Like many people, I can’t help but feeling that its closure marks a new phase in the transformation of higher education on a global scale. The debate is no long about metrics for success, which Sheffield would appear to achieve without a shadow of the doubt, or the value of hard won intangibles such as prestige and brand recognition, but about something else entirely. The cynic in me makes it easy enough to attribute the closure to a crass power play on the part of the political leadership of the university. The archaeology program at Sheffield may well be a kind of tall poppy cut down in a rather pure expression of power.
It is hard to understand how it would be possible to resist gestures such as these. Over the past decade, in the long simmering crisis in higher education, faculty especially in the humanities and arts have worked to construct strategies designed to promote their programs on campus, to boost enrollments, to demonstrate the utility of their programs for the 21st century, and to extend their reach beyond campus.
At the same time, faculty have often critiqued past generations of faculty for not doing enough to anticipate the changing political, economic, and ideological landscape of higher education. This is often done in an oblique way through criticism of ivory tower faculty who were and remain out of touch with reality and incapable of adapting their programs. As frequent are criticisms of university administrators who are depicted as a hostile to the humanities, arts, and social sciences or simply incompetent. While these critiques have remained in the background surrounding the closing of Sheffield’s program, they often raise their heads when the conversations turn to the challenges facing humanities, arts, and social science programs more broadly.
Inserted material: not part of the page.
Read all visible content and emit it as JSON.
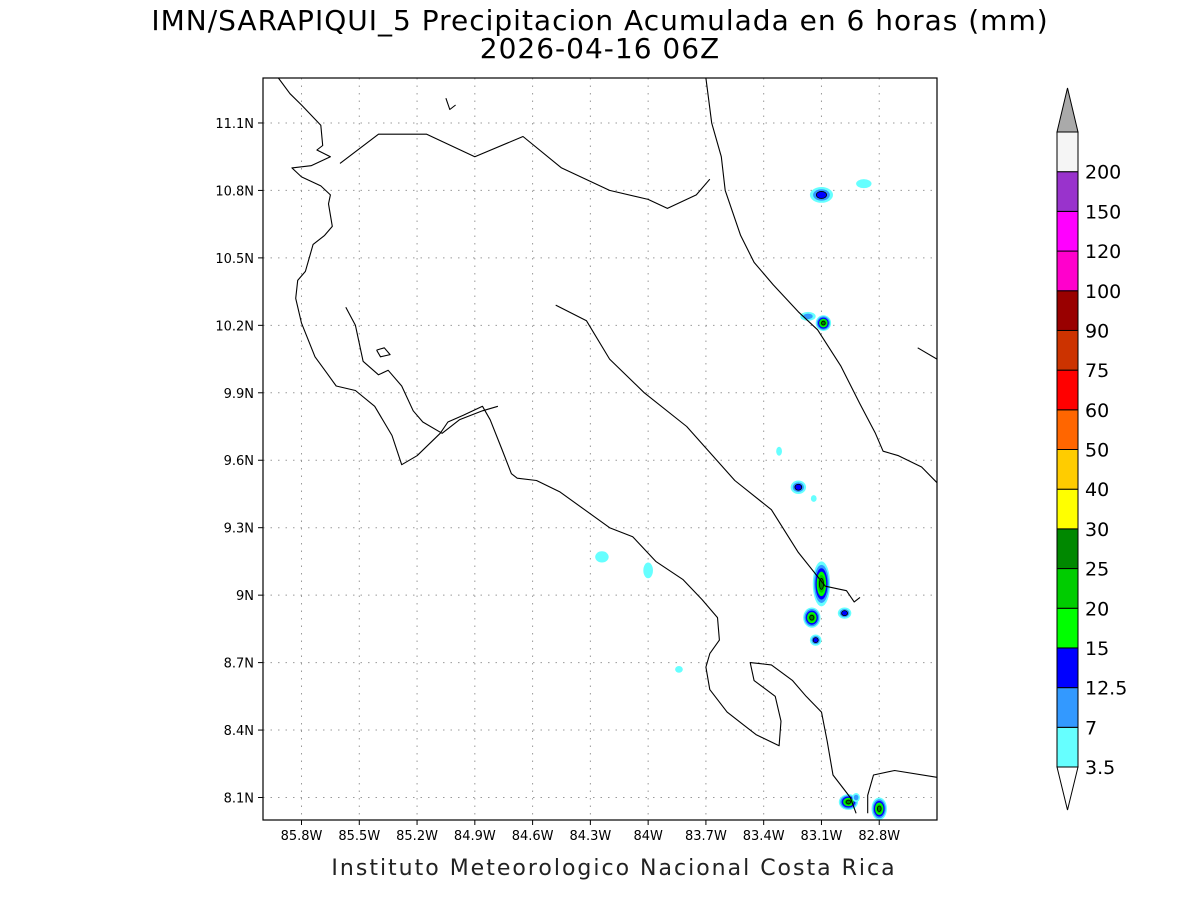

I can’t escape the feeling that the increasingly arbitrary cuts to programs will reveal the ultimate futility of well-meaning faculty efforts to preserve their programs and perhaps cause us to pull back from many of the least charitable critiques of faculty in the past. Perversely, it push us to ask much harder questions that do not involve sustaining our programs, our jobs, our careers, or our work and instead focus on what we should do when we know that our work will not matter to our institutions and our fields.
Thing the Third
I’ve been chewing on an abstract that I need to prepare before the end of the month for the 2021 CHAT conference whose topic is movement. As I’ve mentioned before (somewhere on this blog!), I’ve wanted to write about the Grand Forks Greenway and to reflect on the tension between the walls designed to manage the flow and flooding of the Red River of the North and the river’s movement through the landscape, our engagement (and movement alongside the river’s course), and our ability to navigate over and around the walls put in place after the disastrous flood of 1997.
Unlike a traditional conference, the “pilgrim CHAT” will be a month-long festival open to all sort of multi-, trans-, and new media kinds of explorations of the topic of movement. This complicates my abstract all the more as it forces me to think about my topic not just in the sense of academic content, but also as media. I have almost no experience doing this kind of thing, but this project seems like a great opportunity to broaden my horizons a bit and develop a greater appreciation for how our new media world might change scholarly communications.
you rightly pointed to how current developments “push us to ask much harder questions that do not involve sustaining our programs, our jobs, our careers, or our work and instead focus on what we should do when we know that our work will not matter to our institutions and our fields.” yes, well put, and I’m glad I’m not alone in pondering things in that way. As chair of a Classics department, I find it oddly freeing.